Pour l’heure, le président américain devra se contenter des quatre mois de siège de Stephen Miran à la Fed. Du fait de la brièveté du mandat, ce dernier a expliqué aux sénateurs début septembre qu’il ne prévoyait pas de démissionner de son poste de conseiller du président mais seulement de prendre un congé sans solde. La situation inédite - un gouverneur gardant un lien avec la Maison-Blanche - a révolté l’opposition. "C’est la première fois en 90 ans qu’un responsable en exercice à la Maison-Blanche joue un rôle dans l’établissement de la politique monétaire" pointe le Washington Post.
Une absence ouverte d’indépendance sans précédent, et très inquiétante. "Cela signifie concrètement qu’il reste un employé de la Maison-Blanche tout en travaillant pour la Réserve fédérale, pourtant si indépendante", dénonce Lisa Gilbert, coprésidente de l’organisation de défense des consommateurs Public Citizen, auprès de la radio publique américaine NPR. En mars 2024, le jeune économiste proposait dans un éditorial de réduire les mandats des membres du conseil de la Fed et de clarifier qu’ils siègent "à la discrétion du président américain".

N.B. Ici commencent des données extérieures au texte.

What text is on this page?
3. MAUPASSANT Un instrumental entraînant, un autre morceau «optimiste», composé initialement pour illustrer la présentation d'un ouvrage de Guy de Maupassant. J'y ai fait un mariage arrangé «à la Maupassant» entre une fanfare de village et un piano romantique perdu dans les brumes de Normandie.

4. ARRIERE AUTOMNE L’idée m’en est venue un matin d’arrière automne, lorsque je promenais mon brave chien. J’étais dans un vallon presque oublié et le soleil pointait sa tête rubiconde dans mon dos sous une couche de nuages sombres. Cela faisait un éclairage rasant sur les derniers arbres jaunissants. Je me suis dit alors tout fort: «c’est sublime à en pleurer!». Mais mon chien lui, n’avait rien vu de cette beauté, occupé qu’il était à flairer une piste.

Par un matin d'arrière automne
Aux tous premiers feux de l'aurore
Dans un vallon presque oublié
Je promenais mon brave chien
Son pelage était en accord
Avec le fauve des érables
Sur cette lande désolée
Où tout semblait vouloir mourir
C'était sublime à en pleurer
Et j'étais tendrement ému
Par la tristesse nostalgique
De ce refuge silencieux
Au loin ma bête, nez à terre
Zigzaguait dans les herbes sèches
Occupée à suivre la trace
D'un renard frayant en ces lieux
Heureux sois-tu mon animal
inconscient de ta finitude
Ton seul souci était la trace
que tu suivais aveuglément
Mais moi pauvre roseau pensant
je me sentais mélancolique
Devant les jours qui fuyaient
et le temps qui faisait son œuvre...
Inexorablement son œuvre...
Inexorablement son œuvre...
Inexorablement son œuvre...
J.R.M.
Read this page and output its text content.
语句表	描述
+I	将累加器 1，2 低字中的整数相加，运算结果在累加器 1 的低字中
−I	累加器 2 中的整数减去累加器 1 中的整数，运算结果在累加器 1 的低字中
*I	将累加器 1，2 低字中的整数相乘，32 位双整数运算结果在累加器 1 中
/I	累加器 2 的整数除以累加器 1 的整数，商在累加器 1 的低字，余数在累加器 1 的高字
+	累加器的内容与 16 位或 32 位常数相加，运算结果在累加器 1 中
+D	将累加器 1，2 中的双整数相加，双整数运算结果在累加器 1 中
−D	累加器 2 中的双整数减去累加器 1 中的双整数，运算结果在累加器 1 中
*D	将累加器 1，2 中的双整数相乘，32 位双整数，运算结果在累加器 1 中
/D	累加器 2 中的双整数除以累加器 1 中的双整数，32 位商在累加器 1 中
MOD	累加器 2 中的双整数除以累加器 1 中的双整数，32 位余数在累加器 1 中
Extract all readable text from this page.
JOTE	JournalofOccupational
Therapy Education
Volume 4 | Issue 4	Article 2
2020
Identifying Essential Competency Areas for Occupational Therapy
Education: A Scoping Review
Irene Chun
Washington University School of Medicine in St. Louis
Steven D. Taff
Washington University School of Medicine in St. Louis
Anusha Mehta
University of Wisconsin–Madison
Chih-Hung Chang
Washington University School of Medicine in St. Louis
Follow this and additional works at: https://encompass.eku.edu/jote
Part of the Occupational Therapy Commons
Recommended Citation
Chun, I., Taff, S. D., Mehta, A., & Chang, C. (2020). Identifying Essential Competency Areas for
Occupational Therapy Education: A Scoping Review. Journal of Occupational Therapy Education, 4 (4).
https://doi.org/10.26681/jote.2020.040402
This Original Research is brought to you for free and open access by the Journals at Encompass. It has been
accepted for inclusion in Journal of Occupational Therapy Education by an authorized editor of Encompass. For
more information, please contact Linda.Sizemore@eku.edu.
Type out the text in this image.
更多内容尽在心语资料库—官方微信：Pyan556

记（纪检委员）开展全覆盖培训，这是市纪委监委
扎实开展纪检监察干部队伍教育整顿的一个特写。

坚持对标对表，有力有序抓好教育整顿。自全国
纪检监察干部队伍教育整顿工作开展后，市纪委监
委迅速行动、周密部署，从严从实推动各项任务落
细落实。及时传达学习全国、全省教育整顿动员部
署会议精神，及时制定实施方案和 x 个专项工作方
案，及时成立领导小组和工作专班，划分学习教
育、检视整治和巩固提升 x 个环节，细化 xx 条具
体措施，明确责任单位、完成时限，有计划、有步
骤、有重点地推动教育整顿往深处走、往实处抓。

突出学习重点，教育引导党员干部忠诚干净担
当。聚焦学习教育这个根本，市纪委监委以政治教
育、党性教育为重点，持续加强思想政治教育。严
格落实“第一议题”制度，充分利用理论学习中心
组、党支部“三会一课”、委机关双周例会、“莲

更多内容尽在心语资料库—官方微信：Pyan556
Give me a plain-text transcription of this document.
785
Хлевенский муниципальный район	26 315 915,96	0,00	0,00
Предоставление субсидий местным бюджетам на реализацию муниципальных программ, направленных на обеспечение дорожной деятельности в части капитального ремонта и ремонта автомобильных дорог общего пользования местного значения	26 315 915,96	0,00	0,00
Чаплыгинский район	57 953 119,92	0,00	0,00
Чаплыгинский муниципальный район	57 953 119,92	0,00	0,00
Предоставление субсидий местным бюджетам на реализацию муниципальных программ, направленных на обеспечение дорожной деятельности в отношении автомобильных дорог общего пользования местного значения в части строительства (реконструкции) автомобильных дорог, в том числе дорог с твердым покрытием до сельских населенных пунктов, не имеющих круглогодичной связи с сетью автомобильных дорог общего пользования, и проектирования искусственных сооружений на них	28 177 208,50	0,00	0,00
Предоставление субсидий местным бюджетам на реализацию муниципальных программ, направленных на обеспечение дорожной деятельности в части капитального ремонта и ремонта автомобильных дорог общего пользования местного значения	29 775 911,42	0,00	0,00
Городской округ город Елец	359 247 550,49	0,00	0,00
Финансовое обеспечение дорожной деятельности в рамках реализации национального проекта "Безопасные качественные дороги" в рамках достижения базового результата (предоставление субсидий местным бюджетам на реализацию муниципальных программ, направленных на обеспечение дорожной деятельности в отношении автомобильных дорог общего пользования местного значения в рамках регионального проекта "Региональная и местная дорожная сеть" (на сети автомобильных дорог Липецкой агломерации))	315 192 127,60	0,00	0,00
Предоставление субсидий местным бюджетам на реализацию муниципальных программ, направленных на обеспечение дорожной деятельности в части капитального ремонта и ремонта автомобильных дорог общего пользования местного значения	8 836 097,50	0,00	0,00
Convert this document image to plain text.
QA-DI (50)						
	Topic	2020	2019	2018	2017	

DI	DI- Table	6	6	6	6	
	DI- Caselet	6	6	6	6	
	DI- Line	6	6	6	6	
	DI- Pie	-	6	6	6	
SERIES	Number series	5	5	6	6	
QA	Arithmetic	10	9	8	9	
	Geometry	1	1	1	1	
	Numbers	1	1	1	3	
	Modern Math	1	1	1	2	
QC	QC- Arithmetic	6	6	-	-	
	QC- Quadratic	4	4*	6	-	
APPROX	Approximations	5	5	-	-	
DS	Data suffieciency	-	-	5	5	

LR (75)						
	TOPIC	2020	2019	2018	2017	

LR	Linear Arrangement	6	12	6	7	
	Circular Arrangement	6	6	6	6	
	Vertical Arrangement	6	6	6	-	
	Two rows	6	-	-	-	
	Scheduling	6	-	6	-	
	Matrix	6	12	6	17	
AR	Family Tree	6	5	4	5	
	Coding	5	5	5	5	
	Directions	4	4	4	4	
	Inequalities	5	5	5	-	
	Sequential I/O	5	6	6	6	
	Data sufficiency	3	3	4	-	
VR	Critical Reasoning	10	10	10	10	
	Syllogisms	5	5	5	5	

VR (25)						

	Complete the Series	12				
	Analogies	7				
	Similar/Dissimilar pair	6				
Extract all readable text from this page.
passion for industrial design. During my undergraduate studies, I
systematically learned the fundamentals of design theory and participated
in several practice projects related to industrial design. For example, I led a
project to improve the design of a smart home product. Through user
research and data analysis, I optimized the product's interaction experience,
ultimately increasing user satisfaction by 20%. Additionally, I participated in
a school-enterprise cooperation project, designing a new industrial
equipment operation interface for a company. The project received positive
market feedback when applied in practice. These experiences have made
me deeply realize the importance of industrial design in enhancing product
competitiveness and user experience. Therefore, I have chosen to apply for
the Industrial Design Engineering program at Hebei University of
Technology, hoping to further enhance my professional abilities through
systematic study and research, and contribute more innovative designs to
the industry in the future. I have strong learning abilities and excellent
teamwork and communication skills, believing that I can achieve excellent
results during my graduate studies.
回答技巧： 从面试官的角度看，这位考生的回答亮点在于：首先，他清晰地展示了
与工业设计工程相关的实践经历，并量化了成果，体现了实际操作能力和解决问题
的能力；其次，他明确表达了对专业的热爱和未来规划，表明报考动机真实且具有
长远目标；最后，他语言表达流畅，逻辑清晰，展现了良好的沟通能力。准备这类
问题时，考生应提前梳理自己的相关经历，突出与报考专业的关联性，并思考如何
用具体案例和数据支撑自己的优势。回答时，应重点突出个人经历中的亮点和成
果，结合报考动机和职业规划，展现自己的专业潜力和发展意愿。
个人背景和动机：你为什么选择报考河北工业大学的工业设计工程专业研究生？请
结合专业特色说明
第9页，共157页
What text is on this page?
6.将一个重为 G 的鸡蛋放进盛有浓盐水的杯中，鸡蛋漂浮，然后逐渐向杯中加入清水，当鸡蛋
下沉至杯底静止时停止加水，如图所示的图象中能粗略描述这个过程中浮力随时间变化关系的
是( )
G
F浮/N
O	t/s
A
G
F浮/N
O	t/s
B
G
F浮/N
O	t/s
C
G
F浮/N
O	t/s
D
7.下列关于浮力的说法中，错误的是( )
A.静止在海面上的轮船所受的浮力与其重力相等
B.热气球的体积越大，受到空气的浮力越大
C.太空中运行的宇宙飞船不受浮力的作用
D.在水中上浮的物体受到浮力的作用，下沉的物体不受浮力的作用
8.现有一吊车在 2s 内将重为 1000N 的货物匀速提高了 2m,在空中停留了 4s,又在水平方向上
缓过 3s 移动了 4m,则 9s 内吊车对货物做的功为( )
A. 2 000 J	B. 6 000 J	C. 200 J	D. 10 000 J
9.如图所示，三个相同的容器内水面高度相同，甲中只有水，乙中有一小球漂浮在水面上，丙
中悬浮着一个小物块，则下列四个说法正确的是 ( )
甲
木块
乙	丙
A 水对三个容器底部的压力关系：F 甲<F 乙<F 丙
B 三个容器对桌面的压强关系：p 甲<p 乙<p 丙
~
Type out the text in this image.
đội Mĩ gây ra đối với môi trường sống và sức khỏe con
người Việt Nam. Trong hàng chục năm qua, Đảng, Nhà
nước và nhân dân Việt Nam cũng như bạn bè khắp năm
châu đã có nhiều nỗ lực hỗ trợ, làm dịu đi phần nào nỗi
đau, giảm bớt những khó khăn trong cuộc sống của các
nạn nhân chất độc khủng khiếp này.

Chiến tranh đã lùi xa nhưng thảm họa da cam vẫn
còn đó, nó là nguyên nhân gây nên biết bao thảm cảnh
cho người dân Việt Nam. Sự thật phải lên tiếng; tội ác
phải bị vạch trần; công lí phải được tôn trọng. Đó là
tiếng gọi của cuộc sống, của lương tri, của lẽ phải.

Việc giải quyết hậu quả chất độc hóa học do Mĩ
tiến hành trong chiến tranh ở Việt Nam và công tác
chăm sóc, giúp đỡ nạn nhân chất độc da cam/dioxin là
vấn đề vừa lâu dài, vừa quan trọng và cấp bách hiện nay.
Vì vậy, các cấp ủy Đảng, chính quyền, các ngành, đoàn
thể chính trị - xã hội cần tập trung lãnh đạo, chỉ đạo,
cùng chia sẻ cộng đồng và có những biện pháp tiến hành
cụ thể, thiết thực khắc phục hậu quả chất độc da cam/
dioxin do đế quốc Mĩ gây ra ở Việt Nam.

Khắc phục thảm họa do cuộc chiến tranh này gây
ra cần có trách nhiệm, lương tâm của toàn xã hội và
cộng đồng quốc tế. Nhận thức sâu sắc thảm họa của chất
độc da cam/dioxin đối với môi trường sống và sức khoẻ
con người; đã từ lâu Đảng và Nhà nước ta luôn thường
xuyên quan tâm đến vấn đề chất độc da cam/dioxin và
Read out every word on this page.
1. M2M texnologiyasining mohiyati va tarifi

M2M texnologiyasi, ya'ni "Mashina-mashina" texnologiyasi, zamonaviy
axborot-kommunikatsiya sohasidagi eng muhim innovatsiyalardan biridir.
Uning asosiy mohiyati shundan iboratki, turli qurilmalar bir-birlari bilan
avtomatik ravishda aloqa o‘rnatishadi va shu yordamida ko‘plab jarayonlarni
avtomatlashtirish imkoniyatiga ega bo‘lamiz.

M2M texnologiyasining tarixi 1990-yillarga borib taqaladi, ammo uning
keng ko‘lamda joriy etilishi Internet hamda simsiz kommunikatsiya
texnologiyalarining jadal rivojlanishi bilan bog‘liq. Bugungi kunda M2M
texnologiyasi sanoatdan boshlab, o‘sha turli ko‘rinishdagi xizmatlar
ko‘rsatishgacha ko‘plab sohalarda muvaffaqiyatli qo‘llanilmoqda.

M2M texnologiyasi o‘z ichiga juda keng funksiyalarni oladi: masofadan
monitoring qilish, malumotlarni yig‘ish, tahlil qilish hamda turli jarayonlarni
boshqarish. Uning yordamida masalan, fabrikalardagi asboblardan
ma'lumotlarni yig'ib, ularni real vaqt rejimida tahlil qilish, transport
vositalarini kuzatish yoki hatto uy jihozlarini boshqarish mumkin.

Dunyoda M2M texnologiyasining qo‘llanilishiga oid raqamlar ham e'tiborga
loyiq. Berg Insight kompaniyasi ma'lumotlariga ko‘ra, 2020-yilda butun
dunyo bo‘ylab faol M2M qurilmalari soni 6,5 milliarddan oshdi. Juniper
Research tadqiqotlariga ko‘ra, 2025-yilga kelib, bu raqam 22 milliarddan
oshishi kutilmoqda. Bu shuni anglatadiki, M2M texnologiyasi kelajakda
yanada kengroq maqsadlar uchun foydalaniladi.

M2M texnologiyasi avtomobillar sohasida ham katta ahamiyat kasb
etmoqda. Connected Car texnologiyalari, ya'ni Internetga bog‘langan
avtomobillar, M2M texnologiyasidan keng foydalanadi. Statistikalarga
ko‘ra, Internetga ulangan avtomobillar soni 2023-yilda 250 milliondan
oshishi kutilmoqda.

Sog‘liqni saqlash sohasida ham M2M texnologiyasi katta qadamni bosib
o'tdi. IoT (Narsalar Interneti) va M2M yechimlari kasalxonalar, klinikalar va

Elizabeth Waren, puissante sénatrice démocrate, a quant à elle jugé la semaine dernière que Stephen Miran ne pourra pas dans ces conditions voter une décision qui déplairait à Donald Trump, sous peine de ne pas retrouver son poste à la Maison-Blanche. Elle a dénoncé une forme de "servitude" et estimé qu’"il n’aura aucune crédibilité auprès des marchés, aucune crédibilité auprès des entreprises et aucune crédibilité auprès de la population". Sa nomination marque également un changement parmi les républicains du Sénat, "qui ont généralement fait en sorte de protéger la Fed de l’influence de Trump au cours de son premier mandat", pointe le Washington Post. Cette fois, seule une sénatrice républicaine de l’Alaska s’est opposée à la nomination de Miran.